Come riportato da Michael Kratsios, consigliere scientifico del presidente, l’obiettivo finale è che i principi della gold standard science vengano fatti propri non solo dalle agenzie federali, ma dall’intero ecosistema della ricerca, incluse università, società scientifiche e mondo dell’editoria. Possono essere letti anche sotto questa luce i ripetuti e inediti attacchi da parte del governo alle riviste scientifiche avvenuti negli ultimi mesi: le richieste del Department of Justice a decine di giornali in ambito medico di spiegare quale spazio concedano sulle loro pagine a “punti di vista divergenti” su questioni controverse; la pretesa da parte di Robert Kennedy Jr che un articolo che non confermava la sua narrazione sui rischi dei vaccini venisse ritirato; la minaccia di vietare ai ricercatori federali di pubblicare su alcune delle riviste più importanti del mondo, perché considerate corrotte; il possibile blocco degli abbonamenti alle riviste da parte delle agenzie federali.
Le sfide per la comunità scientifica
Come era prevedibile, l’emanazione dei due ordini esecutivi è stata accolta con preoccupazione dai gruppi che si occupano di integrità della ricerca e ha animato un vivace dibattito sulle più importanti riviste scientifiche.
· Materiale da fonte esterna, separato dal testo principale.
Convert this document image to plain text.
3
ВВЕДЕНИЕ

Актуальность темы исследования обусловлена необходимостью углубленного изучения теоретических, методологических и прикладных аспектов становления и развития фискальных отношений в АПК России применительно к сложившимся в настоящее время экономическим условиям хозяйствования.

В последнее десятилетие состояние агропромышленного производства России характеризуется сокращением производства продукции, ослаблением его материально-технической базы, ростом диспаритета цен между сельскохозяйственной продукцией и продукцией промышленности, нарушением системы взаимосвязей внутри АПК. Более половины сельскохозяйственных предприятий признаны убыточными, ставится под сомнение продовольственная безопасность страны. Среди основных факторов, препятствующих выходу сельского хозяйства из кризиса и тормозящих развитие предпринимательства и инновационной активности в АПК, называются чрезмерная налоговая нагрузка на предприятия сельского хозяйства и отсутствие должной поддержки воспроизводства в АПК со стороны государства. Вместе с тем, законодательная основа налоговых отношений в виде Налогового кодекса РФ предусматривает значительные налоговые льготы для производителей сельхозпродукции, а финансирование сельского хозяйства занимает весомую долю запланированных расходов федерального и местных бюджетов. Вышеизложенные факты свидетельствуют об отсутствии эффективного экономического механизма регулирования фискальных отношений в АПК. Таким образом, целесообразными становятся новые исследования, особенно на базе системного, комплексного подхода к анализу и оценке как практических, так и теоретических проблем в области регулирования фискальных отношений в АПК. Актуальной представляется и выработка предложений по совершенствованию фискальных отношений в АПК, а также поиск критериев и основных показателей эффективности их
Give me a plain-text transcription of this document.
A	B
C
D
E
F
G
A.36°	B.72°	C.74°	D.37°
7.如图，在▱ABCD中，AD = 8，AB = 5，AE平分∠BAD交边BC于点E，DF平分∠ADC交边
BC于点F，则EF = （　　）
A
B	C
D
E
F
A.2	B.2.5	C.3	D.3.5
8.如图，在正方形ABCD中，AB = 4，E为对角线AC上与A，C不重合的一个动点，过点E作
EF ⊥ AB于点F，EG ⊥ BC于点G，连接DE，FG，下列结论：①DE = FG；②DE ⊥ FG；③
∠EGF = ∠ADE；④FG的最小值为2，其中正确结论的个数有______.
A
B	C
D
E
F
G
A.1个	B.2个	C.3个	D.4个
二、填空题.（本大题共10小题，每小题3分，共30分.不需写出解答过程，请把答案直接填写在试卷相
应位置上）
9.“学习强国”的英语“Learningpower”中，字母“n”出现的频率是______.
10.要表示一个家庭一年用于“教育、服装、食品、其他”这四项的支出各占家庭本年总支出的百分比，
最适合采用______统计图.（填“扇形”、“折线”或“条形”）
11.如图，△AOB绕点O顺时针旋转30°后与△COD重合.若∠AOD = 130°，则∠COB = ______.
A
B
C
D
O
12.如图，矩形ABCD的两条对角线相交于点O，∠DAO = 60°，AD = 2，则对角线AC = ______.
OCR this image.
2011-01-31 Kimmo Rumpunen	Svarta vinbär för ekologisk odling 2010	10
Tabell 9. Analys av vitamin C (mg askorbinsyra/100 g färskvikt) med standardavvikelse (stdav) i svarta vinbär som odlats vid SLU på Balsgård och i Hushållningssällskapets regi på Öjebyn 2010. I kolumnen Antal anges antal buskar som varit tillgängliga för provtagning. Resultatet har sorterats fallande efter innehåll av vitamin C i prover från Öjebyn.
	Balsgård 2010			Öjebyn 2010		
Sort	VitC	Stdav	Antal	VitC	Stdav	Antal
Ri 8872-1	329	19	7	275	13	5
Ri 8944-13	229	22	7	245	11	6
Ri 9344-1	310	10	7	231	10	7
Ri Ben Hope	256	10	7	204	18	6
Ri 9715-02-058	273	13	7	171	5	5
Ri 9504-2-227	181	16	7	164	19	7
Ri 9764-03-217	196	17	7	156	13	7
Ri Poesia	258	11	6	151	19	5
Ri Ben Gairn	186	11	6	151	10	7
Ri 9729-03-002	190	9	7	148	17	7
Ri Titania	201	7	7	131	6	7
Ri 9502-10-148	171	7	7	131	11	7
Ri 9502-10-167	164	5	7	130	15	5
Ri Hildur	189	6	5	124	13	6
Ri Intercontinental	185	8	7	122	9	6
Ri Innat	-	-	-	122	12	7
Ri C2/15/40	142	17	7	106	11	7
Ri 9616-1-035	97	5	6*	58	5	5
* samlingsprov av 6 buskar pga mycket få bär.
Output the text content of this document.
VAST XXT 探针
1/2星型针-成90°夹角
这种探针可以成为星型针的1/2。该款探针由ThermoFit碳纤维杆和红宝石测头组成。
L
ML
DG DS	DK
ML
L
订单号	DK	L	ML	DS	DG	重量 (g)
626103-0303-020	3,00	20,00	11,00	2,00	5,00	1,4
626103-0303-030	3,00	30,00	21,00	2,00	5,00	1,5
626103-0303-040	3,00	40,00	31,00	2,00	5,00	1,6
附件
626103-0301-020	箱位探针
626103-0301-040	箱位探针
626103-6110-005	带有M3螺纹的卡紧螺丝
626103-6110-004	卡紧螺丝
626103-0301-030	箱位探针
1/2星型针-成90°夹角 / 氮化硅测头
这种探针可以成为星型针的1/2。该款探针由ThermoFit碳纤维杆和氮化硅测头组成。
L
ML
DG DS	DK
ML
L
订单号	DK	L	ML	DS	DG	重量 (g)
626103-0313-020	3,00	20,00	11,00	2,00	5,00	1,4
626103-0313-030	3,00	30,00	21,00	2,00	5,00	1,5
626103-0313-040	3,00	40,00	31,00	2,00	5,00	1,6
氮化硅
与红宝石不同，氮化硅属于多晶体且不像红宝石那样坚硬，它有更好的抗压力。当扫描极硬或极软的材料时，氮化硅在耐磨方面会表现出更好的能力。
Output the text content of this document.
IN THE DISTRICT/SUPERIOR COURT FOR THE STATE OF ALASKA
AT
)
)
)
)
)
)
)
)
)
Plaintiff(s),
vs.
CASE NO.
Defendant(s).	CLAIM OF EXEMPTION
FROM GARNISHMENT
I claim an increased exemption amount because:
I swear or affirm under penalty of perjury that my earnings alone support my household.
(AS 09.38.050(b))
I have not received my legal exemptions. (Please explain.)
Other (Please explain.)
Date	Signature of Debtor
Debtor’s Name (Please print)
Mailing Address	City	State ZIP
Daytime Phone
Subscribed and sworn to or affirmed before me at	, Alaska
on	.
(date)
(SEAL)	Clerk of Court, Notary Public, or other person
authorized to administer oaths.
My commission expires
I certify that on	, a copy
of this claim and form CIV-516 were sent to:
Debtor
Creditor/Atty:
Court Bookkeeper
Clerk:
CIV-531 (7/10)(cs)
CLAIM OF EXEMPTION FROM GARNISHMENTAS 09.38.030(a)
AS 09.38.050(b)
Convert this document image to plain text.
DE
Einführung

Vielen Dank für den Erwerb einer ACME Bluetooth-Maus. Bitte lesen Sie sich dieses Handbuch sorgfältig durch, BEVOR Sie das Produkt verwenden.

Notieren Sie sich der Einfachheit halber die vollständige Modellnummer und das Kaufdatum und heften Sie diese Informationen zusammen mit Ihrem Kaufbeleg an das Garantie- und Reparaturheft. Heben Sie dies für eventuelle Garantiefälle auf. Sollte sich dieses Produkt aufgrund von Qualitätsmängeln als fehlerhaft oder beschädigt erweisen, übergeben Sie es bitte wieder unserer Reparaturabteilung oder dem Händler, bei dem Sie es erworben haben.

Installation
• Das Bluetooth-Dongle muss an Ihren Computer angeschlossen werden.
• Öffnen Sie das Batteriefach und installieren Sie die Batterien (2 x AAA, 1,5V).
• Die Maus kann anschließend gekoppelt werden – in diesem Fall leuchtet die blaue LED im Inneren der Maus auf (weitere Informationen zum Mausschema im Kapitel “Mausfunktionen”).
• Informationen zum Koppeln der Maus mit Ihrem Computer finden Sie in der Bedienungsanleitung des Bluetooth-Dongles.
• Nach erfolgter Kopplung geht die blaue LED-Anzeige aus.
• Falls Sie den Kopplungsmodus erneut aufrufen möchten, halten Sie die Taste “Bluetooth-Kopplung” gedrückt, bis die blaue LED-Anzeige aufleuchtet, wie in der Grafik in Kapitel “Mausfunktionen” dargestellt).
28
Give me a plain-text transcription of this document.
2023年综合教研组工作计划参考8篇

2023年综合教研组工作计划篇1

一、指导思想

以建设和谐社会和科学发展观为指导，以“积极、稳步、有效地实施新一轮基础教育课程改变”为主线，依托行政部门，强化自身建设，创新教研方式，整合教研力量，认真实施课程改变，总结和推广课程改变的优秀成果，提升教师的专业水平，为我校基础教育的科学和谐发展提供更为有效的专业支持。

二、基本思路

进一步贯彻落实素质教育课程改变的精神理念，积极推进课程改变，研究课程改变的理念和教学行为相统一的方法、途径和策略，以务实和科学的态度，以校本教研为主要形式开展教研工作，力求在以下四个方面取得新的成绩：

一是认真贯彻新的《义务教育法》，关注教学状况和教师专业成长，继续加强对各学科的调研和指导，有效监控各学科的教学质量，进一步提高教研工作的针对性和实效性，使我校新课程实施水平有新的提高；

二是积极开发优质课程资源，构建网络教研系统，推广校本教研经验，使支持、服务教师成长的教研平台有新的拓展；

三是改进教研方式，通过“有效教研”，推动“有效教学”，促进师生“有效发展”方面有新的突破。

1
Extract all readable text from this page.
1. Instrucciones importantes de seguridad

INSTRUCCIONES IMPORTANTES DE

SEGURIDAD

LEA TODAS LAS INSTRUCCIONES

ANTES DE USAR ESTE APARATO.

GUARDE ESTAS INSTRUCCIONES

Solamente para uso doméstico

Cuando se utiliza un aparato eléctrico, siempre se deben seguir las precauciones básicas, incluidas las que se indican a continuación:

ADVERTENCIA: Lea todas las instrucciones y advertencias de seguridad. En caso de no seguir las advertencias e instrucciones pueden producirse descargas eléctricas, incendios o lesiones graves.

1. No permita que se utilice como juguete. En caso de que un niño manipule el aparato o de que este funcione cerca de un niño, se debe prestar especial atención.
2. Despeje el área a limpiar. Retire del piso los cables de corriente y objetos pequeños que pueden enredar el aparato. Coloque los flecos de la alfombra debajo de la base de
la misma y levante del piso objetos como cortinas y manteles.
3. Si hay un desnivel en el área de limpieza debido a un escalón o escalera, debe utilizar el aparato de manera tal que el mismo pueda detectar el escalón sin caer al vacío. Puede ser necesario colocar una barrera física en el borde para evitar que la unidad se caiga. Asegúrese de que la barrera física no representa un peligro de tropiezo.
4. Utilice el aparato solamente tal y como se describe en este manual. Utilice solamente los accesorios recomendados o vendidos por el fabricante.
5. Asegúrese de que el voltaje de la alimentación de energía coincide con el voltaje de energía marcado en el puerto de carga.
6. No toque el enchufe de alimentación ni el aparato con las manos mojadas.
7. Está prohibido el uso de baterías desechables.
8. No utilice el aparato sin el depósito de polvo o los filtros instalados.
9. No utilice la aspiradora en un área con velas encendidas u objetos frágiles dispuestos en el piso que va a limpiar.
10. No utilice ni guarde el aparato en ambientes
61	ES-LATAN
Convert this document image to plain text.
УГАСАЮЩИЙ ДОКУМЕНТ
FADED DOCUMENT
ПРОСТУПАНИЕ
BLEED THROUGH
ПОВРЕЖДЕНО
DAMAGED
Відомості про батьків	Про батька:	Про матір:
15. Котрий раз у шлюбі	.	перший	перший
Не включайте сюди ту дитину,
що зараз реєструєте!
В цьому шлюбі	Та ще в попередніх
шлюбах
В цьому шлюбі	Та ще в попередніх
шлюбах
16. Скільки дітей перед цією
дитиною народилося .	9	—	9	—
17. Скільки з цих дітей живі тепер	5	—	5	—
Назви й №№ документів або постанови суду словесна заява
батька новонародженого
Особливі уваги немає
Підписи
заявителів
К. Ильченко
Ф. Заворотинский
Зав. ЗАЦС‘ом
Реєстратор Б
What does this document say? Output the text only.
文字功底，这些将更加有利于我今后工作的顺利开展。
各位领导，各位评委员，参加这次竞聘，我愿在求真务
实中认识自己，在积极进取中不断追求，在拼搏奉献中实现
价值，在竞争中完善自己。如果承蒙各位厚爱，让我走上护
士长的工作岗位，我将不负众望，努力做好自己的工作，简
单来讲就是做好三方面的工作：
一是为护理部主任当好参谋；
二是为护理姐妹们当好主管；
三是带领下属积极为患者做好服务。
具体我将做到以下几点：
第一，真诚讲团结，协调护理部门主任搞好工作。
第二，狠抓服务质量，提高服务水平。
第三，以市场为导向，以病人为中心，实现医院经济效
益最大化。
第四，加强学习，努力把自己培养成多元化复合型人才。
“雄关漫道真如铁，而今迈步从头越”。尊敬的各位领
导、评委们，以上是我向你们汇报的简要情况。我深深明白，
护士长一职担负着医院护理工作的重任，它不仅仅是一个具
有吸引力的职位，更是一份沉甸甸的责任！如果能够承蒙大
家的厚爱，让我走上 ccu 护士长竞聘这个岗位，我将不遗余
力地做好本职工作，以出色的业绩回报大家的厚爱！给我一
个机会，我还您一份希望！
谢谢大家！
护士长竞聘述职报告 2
Mentre precedenti iniziative del governo Trump, di fatto, avevano già iniziato ad apportare cambiamenti nell’ambito della politica della scienza (pensiamo, tra tutti, all’introduzione di termini “vietati” nella ricerca), i nuovi provvedimenti estendono e formalizzano tali modifiche, rendendo più difficile contestarle in tribunale.
Gli Stati Uniti hanno svolto negli ultimi ottant’anni un ruolo centrale nell’avanzamento della scienza, sia dal punto di vista culturale che per l’ingente quantità di fondi investiti. È difficile immaginare che un cambiamento così radicale nel suo approccio alla ricerca non avrà ripercussioni anche nel resto del mondo. Secondo vari osservatori, inoltre, l’uso strumentale del concetto di integrità della scienza minaccia di svuotare di contenuto un movimento culturale che ha un ruolo centrale per la comunità scientifica. Mai come oggi i ricercatori sono chiamati a raccogliere la sfida di individuare nuove modalità per promuovere i principi indispensabili alla credibilità della scienza, proteggendoli dal loro uso distorto in chiave pseudoscientifica.